I was actually under the impression that there is actually a good difference between IN and EXISTS. But to my surprise, I found something interesting and further digged into the details and found some good facts. I had a wrong conception, which got cleared after the experiment. I actually wanted to share the same with you.

Till Oracle 8i, IN and Exists were processed in different way by Oracle. However from Oracle 9i, predominantly in Oracle 10g they are much processed on the same way, thanks to CBO intelligent optimizer.

For the illustration purpose I have created four tables, two small and two big as follows. Now I will compare small to small, small to big, big to big using both IN and EXISTS and see what are the results.

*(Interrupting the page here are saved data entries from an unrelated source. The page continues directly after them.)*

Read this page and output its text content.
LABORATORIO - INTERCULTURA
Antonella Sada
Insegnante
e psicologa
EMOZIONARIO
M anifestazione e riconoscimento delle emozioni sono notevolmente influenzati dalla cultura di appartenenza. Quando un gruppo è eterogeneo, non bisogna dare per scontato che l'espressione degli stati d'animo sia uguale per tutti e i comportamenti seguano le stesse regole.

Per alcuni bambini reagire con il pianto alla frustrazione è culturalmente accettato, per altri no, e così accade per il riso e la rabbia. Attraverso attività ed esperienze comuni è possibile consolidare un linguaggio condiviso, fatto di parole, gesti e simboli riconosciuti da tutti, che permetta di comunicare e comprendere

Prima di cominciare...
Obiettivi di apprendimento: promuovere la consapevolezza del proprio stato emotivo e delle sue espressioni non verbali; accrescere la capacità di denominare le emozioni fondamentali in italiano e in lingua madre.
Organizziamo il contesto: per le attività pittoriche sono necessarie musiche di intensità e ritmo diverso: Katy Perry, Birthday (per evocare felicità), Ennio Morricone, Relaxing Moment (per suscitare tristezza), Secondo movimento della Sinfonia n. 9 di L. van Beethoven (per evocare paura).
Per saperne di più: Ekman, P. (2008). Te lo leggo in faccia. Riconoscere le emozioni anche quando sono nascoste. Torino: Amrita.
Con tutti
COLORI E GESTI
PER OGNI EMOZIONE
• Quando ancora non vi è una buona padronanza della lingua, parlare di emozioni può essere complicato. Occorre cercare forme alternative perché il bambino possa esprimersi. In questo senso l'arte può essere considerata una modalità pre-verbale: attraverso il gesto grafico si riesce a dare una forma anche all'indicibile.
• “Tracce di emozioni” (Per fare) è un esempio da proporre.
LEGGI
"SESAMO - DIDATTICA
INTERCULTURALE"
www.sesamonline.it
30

Scenario 1: Small table to Small table

Table

create table smalltable1 (data1 number(3), data2 varchar2(10), data3 varchar2(10), data4 varchar2(10));

Procedure

create or replace procedure smalltableproc is

counter number(3);

begin

counter := 1;

while (counter <= 100)

loop

insert into smalltable1 values (counter,'aa' || counter,'bb' || counter, 'cc' || counter);

counter := counter + 1;

end loop;

commit;

end;

Index

create index smalltable1data1idx on smalltable1(data1);

Procedure Execution

exec smalltableproc;

Now, I will create the second small table from the first small table as follows:

create table smalltable2 as select * from smalltable1;

create index smalltabled2ata1idx on smalltable2(data1);

Before comparing the results, in general I used to update the statistics for both indexes and tables. Even though, creating the indexes will actually build the statistics, I always make it a point to do this.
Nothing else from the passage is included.